The changing demographics of our business community has brought an exciting change in perspective for business relationships with our First Nations, Inuit and Métis communities. No one knows it better than Clayton Desjarlais, Co-founder of Mâwandônan Consulting, a Regina-based consulting company. For the past two decades, Desjarlais has been a catalyst for change as he has dedicated his career to bridge the non-Aboriginal industrial and business world, government and Indigenous organizations.
While completing his Masters Degree, Desjarlais was guided by two extraordinary mentors, the First Status Indigenous man to attain a Doctorate in Saskatchewan, Dr. Oliver Brass, and Tom Dore, a Mohawk lawyer. “It was a privilege to get in-depth understanding of the Treaties and the Indian Act from these two great men,” says Desjarlais, with visible emotion. Today, although his heart and home are right here in Saskatchewan, Desjarlais spends time consulting in Alberta where he has built a reputation as a strong negotiator who always manages to bring the right people to the table. He has much advice for the business community on working with First Nations, Inuit and Métis communities.
As we explore the need for greater collaboration, companies can begin taking simple but important steps. “One thing is constant from the majority of my non-Indigenous clients, they genuinely want to work with our Indigenous communities but they do not know where to start or how to even address their leaders,” says Desjarlais. His solution is unpretentious: “pick up the phone after hours and call the First Nation’s Band Office you are trying to connect with and listen to their voice message. You will learn the proper pronunciation and how the people of that First Nation call themselves.”

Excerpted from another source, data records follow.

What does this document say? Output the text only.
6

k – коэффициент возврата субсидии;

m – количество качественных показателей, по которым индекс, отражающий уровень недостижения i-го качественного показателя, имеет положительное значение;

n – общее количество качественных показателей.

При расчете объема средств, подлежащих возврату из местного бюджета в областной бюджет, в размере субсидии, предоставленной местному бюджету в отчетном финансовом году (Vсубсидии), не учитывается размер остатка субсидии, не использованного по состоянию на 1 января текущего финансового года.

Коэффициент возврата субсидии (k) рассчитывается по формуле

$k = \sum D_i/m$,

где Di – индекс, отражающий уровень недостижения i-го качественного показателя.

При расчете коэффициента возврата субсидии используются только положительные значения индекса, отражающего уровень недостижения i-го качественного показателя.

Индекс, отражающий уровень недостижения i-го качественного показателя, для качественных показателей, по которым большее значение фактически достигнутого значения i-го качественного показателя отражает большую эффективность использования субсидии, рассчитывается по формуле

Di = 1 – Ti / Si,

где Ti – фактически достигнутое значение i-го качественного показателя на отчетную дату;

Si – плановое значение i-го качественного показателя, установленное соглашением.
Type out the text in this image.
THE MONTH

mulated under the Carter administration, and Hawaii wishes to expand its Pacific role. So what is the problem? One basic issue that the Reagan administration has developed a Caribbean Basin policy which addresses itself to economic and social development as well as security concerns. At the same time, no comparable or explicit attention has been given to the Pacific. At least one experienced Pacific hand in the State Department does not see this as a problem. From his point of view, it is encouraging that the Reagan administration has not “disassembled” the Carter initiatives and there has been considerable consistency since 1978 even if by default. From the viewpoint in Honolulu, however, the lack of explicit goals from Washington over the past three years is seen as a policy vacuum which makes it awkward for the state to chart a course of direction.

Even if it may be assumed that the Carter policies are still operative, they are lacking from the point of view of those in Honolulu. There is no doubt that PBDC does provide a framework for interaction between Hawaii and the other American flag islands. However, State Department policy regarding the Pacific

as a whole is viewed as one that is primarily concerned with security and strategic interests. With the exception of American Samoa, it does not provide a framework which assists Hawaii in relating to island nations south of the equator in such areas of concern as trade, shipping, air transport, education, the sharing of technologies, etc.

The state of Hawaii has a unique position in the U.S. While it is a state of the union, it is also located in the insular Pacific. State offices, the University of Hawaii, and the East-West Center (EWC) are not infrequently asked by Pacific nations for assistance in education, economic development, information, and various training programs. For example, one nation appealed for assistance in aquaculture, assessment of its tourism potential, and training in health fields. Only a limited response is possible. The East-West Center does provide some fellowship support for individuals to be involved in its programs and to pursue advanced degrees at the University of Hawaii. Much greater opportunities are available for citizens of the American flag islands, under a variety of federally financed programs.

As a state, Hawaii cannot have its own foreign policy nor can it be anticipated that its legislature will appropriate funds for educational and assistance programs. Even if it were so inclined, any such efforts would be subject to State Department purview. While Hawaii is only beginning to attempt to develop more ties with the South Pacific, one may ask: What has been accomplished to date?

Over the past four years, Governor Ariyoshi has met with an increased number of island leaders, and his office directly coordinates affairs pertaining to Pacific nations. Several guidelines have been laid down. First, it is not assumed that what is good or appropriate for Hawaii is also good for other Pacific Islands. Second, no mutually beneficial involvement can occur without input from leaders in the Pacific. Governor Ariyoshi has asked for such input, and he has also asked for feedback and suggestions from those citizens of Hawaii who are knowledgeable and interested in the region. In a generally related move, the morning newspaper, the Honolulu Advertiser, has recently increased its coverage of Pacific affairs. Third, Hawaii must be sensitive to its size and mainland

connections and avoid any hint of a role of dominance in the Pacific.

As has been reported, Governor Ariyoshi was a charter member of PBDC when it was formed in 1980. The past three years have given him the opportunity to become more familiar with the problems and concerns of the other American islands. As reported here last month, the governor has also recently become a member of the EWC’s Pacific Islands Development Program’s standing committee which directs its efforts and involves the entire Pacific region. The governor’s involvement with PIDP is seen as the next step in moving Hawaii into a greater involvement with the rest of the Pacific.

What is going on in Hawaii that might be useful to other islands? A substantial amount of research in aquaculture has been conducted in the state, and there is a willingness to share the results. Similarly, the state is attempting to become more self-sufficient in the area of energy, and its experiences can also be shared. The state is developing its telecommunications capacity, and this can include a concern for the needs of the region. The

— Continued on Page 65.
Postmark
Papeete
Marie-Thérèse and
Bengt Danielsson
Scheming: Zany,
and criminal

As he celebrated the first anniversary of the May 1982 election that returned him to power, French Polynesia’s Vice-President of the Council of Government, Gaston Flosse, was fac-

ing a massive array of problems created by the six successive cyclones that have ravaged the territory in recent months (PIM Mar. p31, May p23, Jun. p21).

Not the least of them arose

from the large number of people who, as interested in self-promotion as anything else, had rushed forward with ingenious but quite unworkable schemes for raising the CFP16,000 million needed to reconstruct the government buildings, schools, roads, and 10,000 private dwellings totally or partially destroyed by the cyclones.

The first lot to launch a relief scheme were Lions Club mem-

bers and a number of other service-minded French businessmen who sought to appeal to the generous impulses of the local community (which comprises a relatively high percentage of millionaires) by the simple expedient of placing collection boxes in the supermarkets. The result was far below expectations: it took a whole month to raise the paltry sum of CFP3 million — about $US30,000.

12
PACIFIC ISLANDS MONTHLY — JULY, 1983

After 300 years of co-habitation with our First Nations, Inuit and Métis peoples, business owners must return to Communications 101. As businesses continue to develop their HR policies, hiring practices and training strategy, they often forget to gauge their welcoming factor. “Let’s take the time to look around the coffee room, who are you inviting for coffee or lunch? As a business owner, are you taking the time to get to know your Indigenous employees, to find out about their family and kids?” asks Desjarlais.
Businesses will gain such an advantage once they understand that “one size fits all approach” does not work with our Indigenous population. Getting to know each nation separately and apart from the other is one key to success in building a trusting working relationship. “Our people are not just disparate but diversified in terms of culture and languages. What may work with one group will not necessarily work with another,” Desjarlais often reminds his clients.
So, what will it take to bring our business owners to work together with Indigenous businesses? “First, they must do their research on the Indigenous group they are looking to work with, as they would with any other organization,” says Desjarlais. “You would not look to do a joint venture with a company without due diligence and investigation. So why would you consider a joint venture with an Indigenous organization in any other way?” he adds.